The top-level testing module should have a clearly-defined clock generator defined as an always loop with a delay statement (like #100). For example:
always
begin
#clock-half-period
CLK = ~CLK;
end
Follow the directions in LAB2_Help for loading your memory blocks into simulation. (The loader may have problems if your initial clock phase is a "1" -- if so, try initializing your clock to "0"). Recall that in 1a we made the memory contents be "instmem.smallcontents" and "datamem.smallcontents". You should be able to go into the command mode of ModelSim to set breakpoints at points of your clock cycle and thereby step cycle by cycle.
Write a suite of test programs to run on your "complete processor testing" and "processor testing with self-checks" test bench. You may reuse code from the programs you wrote in Lab 1. However, remember that a single cycle processor does not have delay slots, and you have not implemented the complete subset of instructions from Lab 1. In later Labs, you will be adding more instructions to your processor and will be able to use all of the code from Lab 1.
Note that unlike spim, your ModelSim simulation won't be able to show the contents of the registers in a constantly updating GUI. However, you may use ModelSim to monitor waveforms.
If you need more diagnostics to fully test your processor, add them to your testing software in a disciplined way: add more self-checks to your self-checking processor, or create (or modify) unit test benches and multi-unit test benches as need be. Don't randomly add test code to the processor Verilog files themselves.
Turn in a copy of your Verilog code, a schematic drawing of your datapath (to assist the TAs in understanding your design), test bench Verilog, your mini-MIPS test program suite, a simulation log that shows the correct execution of the program, and your Design Notebooks.
After you have finished debugging your processor it is time to push to board.

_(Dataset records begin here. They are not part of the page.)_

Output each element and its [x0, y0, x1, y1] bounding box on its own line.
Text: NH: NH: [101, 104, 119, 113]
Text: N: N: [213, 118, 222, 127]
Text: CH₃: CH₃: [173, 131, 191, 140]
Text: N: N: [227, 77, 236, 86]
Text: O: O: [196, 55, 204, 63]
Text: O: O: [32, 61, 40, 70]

You will have to generate a special ram file for use on board, see LAB2_Help.pdf for more information on how to do this.
You may be wondering how to determine if your processor actually works on the board. You should use ChipScope to inspect the register file as the program runs to figure out what is happening. In particular your ChipScope module should trigger on the PC and capture the status of registers 1 to 6 in your register file as well as the output from the instruction register. You may use other ChipScope modules to debug your processor, but you should have at least one setup in this manner so that you can be checked off.
Note that you will need to directly add ChipScope to your processor Verilog, and this will impact your ability to go back and do more ModelSim simulation. If possible, add ChipScope to your processor in a way that minimizes the amount of hand-editing needed to enable and disable ChipScope.
You should not have to worry about your clock rate, because the clock that we are providing you with has a frequency of several hundred KHz.
You should use the MIPSASM tool to generate synchronous write / asynchronous read RAM data for use on the board (you can find these options under "Advanced"). Define a flow to incorporate the output of this program into your processor that is resistant to manual errors (copy/paste into a Verilog file may be inevitable, but a file should be dedicated to this purpose, so that editing bugs do not wreak havoc with your design files!).